Cosa vuole Bruxelles. Per cedere sul nodo della Corte europea di giustizia, l’Ue chiede almeno una “clausola di incremento”. Quando cioè una delle due parti eleva i propri standard, anche l’altra è obbligata a farlo approvando norme equivalenti. Un possibile compromesso potrebbe essere raggiunto modificando l’obbligo di approvare nuove norme in un obbligo di prenderle in considerazione. In questo caso, però, Bruxelles vuole che venga nominata una commissione indipendente che stabilisca quando una norma approvata, da una parte o dall’altra, rappresenta un “vantaggio competitivo”, proponendo di conseguenza una soluzione legislativa.
SOLUZIONE DEI CONTENZIOSI
A settembre Westminster, violando il trattato internazionale sulla Brexit, ha approvato una legge sul Mercato interno britannico che dà al governo inglese il potere di scavalcare l’accordo con l’Ue per quanto riguarda l’esportazione di prodotti agricoli in Irlanda del Nord e gli aiuti di Stato. Bruxelles ha messo in mora il governo e il lungo processo che ne seguirà dovrebbe finire alla Corte di giustizia europea. A causa di questo precedente, l’Ue vuole inserire nell’accordo un sistema efficace per risolvere le controversie che potrebbero nascere in futuro.
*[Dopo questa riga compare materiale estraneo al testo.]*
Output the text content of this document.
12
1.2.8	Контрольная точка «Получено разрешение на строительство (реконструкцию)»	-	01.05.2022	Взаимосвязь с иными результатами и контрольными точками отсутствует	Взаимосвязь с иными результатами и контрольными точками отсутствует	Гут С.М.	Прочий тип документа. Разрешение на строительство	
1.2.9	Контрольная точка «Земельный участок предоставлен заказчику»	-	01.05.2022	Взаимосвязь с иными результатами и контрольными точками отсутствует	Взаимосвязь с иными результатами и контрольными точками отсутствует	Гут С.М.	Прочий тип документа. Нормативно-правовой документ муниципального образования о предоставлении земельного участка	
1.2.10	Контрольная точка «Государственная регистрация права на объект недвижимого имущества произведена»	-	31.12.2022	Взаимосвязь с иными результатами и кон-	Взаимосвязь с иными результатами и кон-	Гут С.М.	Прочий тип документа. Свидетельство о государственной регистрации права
Cosa vuole Londra. I negoziatori britannici, per non tradire le aspettative della popolazione che ha votato la Brexit nel 2016, non vogliono che l’organo giudicante sia la Corte di giustizia Ue. Soprattutto, però, chiedono che l’ambito della sicurezza e della pesca restino fuori dagli ambiti su cui l’organo giudicante può essere sollecitato.
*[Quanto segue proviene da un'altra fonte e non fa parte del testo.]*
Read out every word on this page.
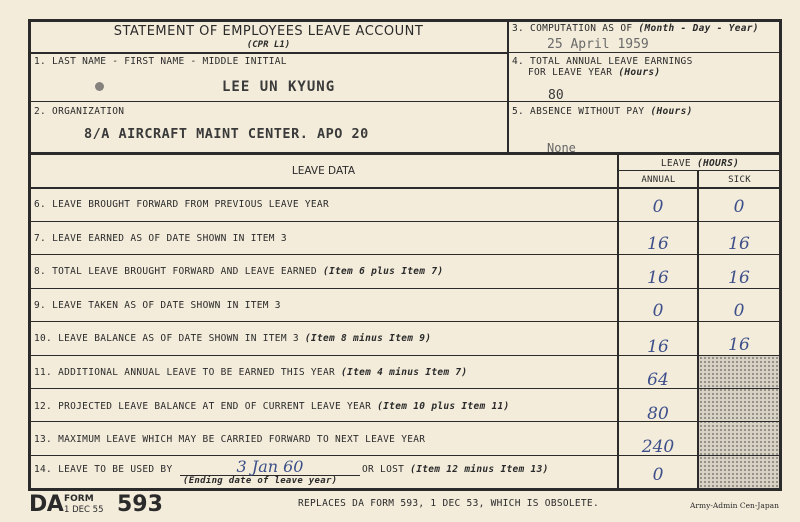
STATEMENT OF EMPLOYEES LEAVE ACCOUNT
(CPR L1)
3. COMPUTATION AS OF (Month - Day - Year)
25 April 1959
1. LAST NAME - FIRST NAME - MIDDLE INITIAL
LEE UN KYUNG
4. TOTAL ANNUAL LEAVE EARNINGS
FOR LEAVE YEAR (Hours)
80
2. ORGANIZATION
8/A AIRCRAFT MAINT CENTER. APO 20
5. ABSENCE WITHOUT PAY (Hours)
None
LEAVE DATA
LEAVE (HOURS)
ANNUAL	SICK
6. LEAVE BROUGHT FORWARD FROM PREVIOUS LEAVE YEAR	0	0
7. LEAVE EARNED AS OF DATE SHOWN IN ITEM 3	16	16
8. TOTAL LEAVE BROUGHT FORWARD AND LEAVE EARNED (Item 6 plus Item 7)	16	16
9. LEAVE TAKEN AS OF DATE SHOWN IN ITEM 3	0	0
10. LEAVE BALANCE AS OF DATE SHOWN IN ITEM 3 (Item 8 minus Item 9)	16	16
11. ADDITIONAL ANNUAL LEAVE TO BE EARNED THIS YEAR (Item 4 minus Item 7)	64
12. PROJECTED LEAVE BALANCE AT END OF CURRENT LEAVE YEAR (Item 10 plus Item 11)	80
13. MAXIMUM LEAVE WHICH MAY BE CARRIED FORWARD TO NEXT LEAVE YEAR	240
14. LEAVE TO BE USED BY	3 Jan 60
(Ending date of leave year)
OR LOST (Item 12 minus Item 13)	0
DA FORM
1 DEC 55 593	REPLACES DA FORM 593, 1 DEC 53, WHICH IS OBSOLETE.	Army-Admin Cen-Japan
Cosa vuole Bruxelles. L’Unione Europea vorrebbe affidare il compito di dirimere le controversie alla Corte di Lussemburgo e pretende che ad essa sia possibile ricorrere per la violazione di ogni punto dell’accordo.
I COLLOQUI PROSEGUONO
I colloqui su questi tre snodi proseguiranno senza sosta anche nelle prossime ore e giorni. Alla vigilia di un nuovo round di trattative il negoziatore Ue, Michel Barnier, ha dichiarato che «persistono le stesse divergenze significative». Il premier britannico Boris Johnson è convinto però che ci sia «ancora tempo» per trovare una soluzione positiva. In ogni caso venerdì 4 dicembre il tempo scadrà e si saprà se le parti avranno trovato un compromesso accettabile o se il temuto “No Deal” diventerà realtà.